Warenhauskette
Insolvenzverfahren gegen Hertie eröffnet

Es hatte sich in der vergangenen Woche schon angedeutet, nun ist es traurige Gewissheit: Hertie ist pleite. Das Amtsgericht Essen hat das Insolvenzverfahren für die wirtschaftlich angeschlagene Warenhauskette eröffnet. Das könnte schlimme Folgen für die Mitarbeiter haben, schließlich sind Kündigungen nun einfacher durchzuführen.

HB ESSEN. Das Amtsgericht Essen hat das Insolvenzverfahren für die Warenhauskette Hertie eröffnet. Das bestätigte eine Sprecherin am Montag der Deutschen Presse-Agentur dpa. Einzelheiten wurden zunächst nicht bekannt. Ein Hertie-Unternehmenssprecher betonte am Montag, dass das Unternehmen als Ganzes erhalten bleiben solle. Die Verhandlungen mit möglichen Investoren liefen weiter unter Hochdruck. Die angeschlagene Warenhauskette hatte im Juli vergangenen Jahres Insolvenzantrag gestellt.

Nach einem Treffen im nordrhein-westfälischen Wirtschaftsministerium hatten die Beteiligten in der vergangenen Woche angekündigt, zur Rettung der Warenhauskette „schnellstmöglichst“ einen Antrag auf eine Landesbürgschaft stellen zu wollen. Auf dieser Grundlage werde es zu weiteren Gesprächen kommen, hieß es.

Die Warenhauskette hatte zuvor angekündigt, 54 Filialen mit rund 2 800 Mitarbeitern erhalten zu wollen. 19 weitere Häuser wurden in den vergangenen Wochen bereits geschlossen oder sollen in den kommenden Tagen ihre Tore endgültig schließen. In den Gesprächen hatte das Unternehmen vor allem über zu hohe Mieten für die Hertie- Standorte geklagt.

Am Freitag hatte der Insolvenzverwalter Biner Bähr gesagt, dass das Unternehmen mit 54 Warenhäusern komplett erhalten bleiben soll. Bähr reagierte damit auf ein Angebot des Flensburger Unternehmens Hansekontor, das Interesse angemeldet hatte, sieben Hertie-Häuser in in Schleswig-Holstein und Hamburg zu übernehmen. „Wir haben von dieser Idee ebenfalls gehört. Unser Ziel bleibt dessen ungeachtet, Hertie als Ganzes zu übernehmen“, sagte Hertie-Sprecher Wolfgang Weber-Thedy am Freitag in Essen.

„Wir haben unser Interesse angemeldet und Gespräche mit dem Insolvenzverwalter aufgenommen“, sagte Hansekontor-Geschäftsführer Mathias Hundertmark dem „Flensburger Tageblatt“. Zudem liege dem Wirtschaftsministerium in Kiel ein Strategiepapier vor. Schleswig- Holsteins Wirtschaftsminister Werner Marnette (CDU) sagte, jeder Vorschlag sei willkommen.

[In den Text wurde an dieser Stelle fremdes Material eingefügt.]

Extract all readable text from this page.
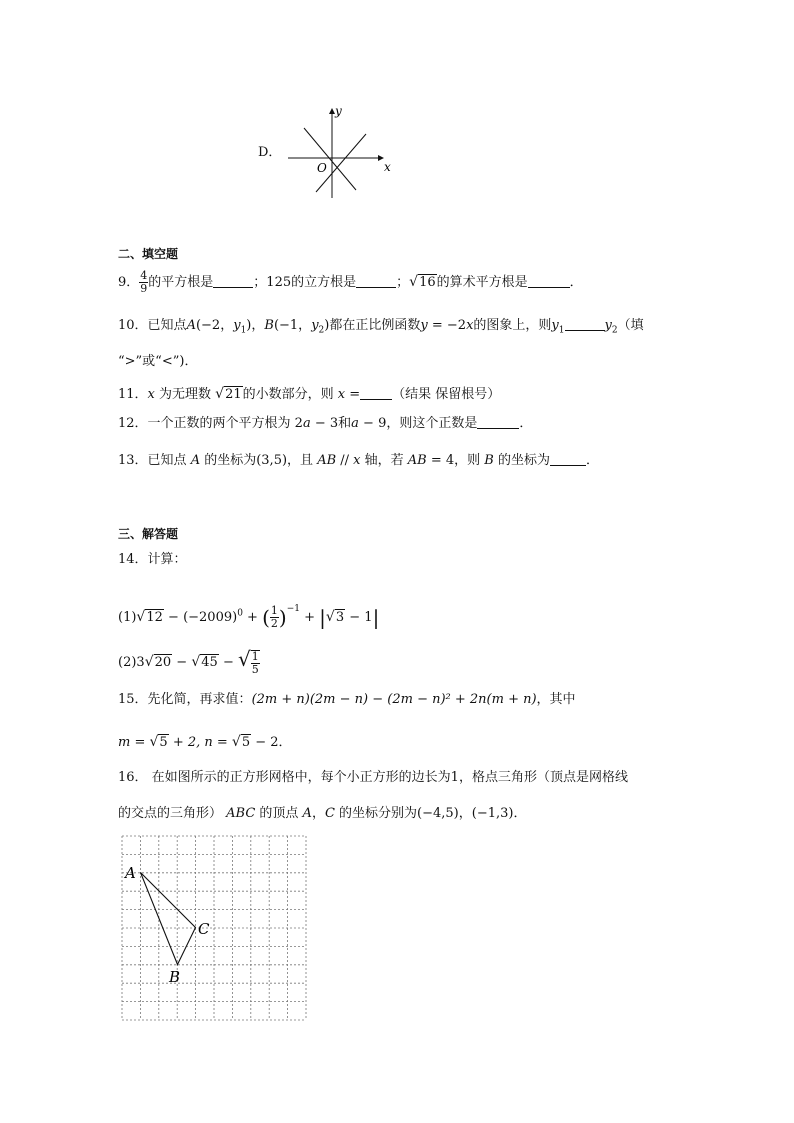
D．
y
x
O
二、填空题
9． $\frac{4}{9}$ 的平方根是	；125的立方根是	；√16的算术平方根是	．
10．已知点A(−2，$y_1$)，B(−1，$y_2$)都在正比例函数y = −2x的图象上，则$y_1$	$y_2$（填
“>”或“<”)．
11．x 为无理数 √21的小数部分，则 x = （结果 保留根号）
12．一个正数的两个平方根为 2a − 3和a − 9，则这个正数是	．
13．已知点 A 的坐标为(3,5)，且 AB // x 轴，若 AB = 4，则 B 的坐标为	．
三、解答题
14．计算：
$(1)√12 - (-2009)^0$ + ( $\frac{1}{2} )^{-1} + |√3 - 1|$
(2)3√20 − √45 − √ $\frac{1}{5}$
15．先化简，再求值：(2m + n)(2m − n) − (2m − n)² + 2n(m + n)，其中
m = √5 + 2, n = √5 − 2．
16． 在如图所示的正方形网格中，每个小正方形的边长为1，格点三角形（顶点是网格线
的交点的三角形） ABC 的顶点 A，C 的坐标分别为(−4,5)，(−1,3)．
A
C
B
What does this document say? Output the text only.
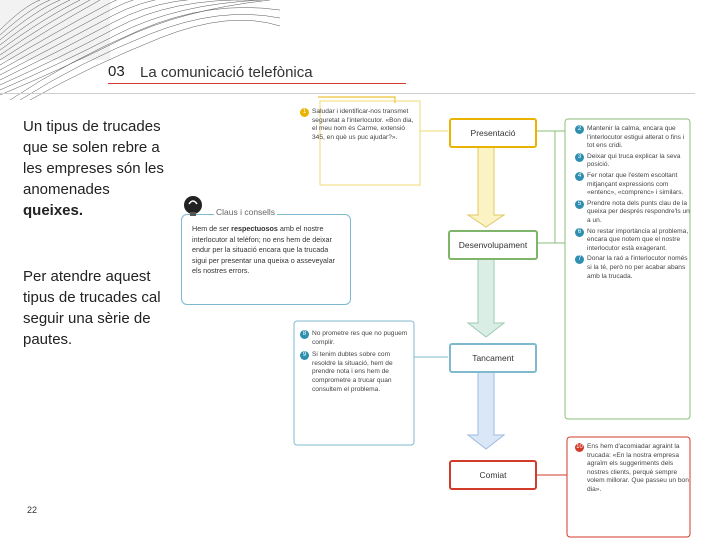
03 La comunicació telefònica
Un tipus de trucades que se solen rebre a les empreses són les anomenades queixes.
Per atendre aquest tipus de trucades cal seguir una sèrie de pautes.
22
Presentació
Desenvolupament
Tancament
Comiat

1 Saludar i identificar-nos transmet seguretat a l'interlocutor. «Bon dia, el meu nom és Carme, extensió 345, en què us puc ajudar?».

8 No prometre res que no puguem complir.

9 Si tenim dubtes sobre com resoldre la situació, hem de prendre nota i ens hem de comprometre a trucar quan consultem el problema.

2 Mantenir la calma, encara que l'interlocutor estigui alterat o fins i tot ens cridi.

3 Deixar qui truca explicar la seva posició.

4 Fer notar que l'estem escoltant mitjançant expressions com «entenc», «comprenc» i similars.

5 Prendre nota dels punts clau de la queixa per després respondre'ls un a un.

6 No restar importància al problema, encara que notem que el nostre interlocutor està exagerant.

7 Donar la raó a l'interlocutor només si la té, però no per acabar abans amb la trucada.

10 Ens hem d'acomiadar agraint la trucada: «En la nostra empresa agraïm els suggeriments dels nostres clients, perquè sempre volem millorar. Que passeu un bon dia».

Claus i consells
Hem de ser respectuosos amb el nostre interlocutor al telèfon; no ens hem de deixar endur per la situació encara que la trucada sigui per presentar una queixa o asseveyalar els nostres errors.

Hansekontor will ausschließlich die Häuser in Schleswig-Holstein und Hamburg übernehmen. Er könne sich ein „Hertie-Nord“ vorstellen, sagte Hundertmark. Erstes Ziel des Insolvenzverwalters Biner Bähr sei es jedoch, alle Filialen deutschlandweit an einen Investor zu verkaufen. „Unsere Chancen sehen wir dennoch als gut an“, sagte Hundertmark.

Bei den Gesprächen zur Zukunft der Warenhauskette rechnet Insolvenzverwalter Biner Bähr Anfang März mit einem Ergebnis. „Wir arbeiten sehr intensiv an einer Lösung“, sagte Unternehmenssprecher Weber-Thedy. Noch vor einem Monat hatte der Insolvenzverwalter in Aussicht gestellt, das Unternehmen schließen, falls bis Ende Februar keine Lösung gefunden worden sei.

Nach Gesprächen im nordrhein-westfälischen Wirtschaftsministerium hatten die Beteiligten am Mittwoch dieser Woche angekündigt, dass eine nicht genannte Investorengruppe „schnellstmöglichst“ eine Landesbürgschaft beantragen wolle. Auf dieser Grundlage werde es zu weiteren Gesprächen kommen, hieß es. Zu Einzelheiten wollte der Hertie-Sprecher am Freitag keine Stellung nehmen.